Regarding the updated outlook, growth in the low- to mid-single-digit rate on a C-N basis. Euro’s strengthening against many other currencies will have a 5 to 6 percentage point impact. Sales gains are set to improve in the remaining quarters of 2013, with the fourth quarter expected to be stronger than normal.

For the Adidas Brand, growth is expected to be driven in the back half by the launch of Springblade and expansion of Boost in running as well as revival of momentum in basketball around programs for its endorsers such as Derrick Rose. Football (soccer) is also expected to see strong gains and Adidas will be revealing its activation efforts for the 2014 FIFA World Cup. A miCoach Smart Ball is also being introduced.

At Reebok, the pace of new product introductions is being accelerated for back-to school, including the Reebok One Series performance footwear and apparel collections, the ATV 19+ versatile running shoe, and strong updates in Classics, particularly the franchise five and the retro basketball. Reebok’s Shaq product “has been flying off the shelves,” Hainer said.

On the engagement side, the ReebokONE platform already has over 5,200 members, and Reebok just entered a new partnership with the largest provider of group exercise programming in the world, Les Mills, to support its yoga and dance franchises.
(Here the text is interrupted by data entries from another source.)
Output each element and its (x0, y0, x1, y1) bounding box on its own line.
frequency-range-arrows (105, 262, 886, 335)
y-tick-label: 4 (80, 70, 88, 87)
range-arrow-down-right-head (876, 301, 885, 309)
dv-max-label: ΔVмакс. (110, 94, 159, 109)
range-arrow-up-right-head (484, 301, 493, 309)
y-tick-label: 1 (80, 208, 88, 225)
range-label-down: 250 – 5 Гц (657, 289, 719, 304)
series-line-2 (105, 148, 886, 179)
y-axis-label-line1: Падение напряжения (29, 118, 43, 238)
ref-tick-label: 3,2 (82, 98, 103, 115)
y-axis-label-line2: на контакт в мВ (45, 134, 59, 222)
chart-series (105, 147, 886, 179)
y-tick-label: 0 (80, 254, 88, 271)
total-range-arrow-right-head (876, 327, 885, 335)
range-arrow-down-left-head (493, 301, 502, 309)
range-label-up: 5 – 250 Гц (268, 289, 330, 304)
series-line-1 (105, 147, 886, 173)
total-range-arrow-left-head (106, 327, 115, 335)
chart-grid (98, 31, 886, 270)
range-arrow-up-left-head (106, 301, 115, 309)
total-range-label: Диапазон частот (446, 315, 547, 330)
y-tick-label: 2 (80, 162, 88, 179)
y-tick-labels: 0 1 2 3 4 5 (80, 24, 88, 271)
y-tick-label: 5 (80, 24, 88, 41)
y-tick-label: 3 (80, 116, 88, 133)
Reebok’s first Fit Hub store in London will open Sept. 12.

TaylorMade is expected to get a boost by the launch at the end of July of SLDR, already the number one driver on tour; as well as the extension of the adiZero and adicross platforms into footwear.

Gross margins are expected to increase to a level between 48.5 percent and 49.0 percent this year, up from between 48.0 percent and 48.5 percent forecasted previously, and up from 47.7 percent in 2012. Due to the faster pace of new store openings, operating expenses as a percentage of sales are projected to increase compared to its previous guidance of a modest decline.

Due to the strong gross margin development, its operating margin target of approaching 9.0 percent for the full year remains unchanged. Net income attributable to shareholders is also still expected to increase at a rate between 12 percent and 16 percent.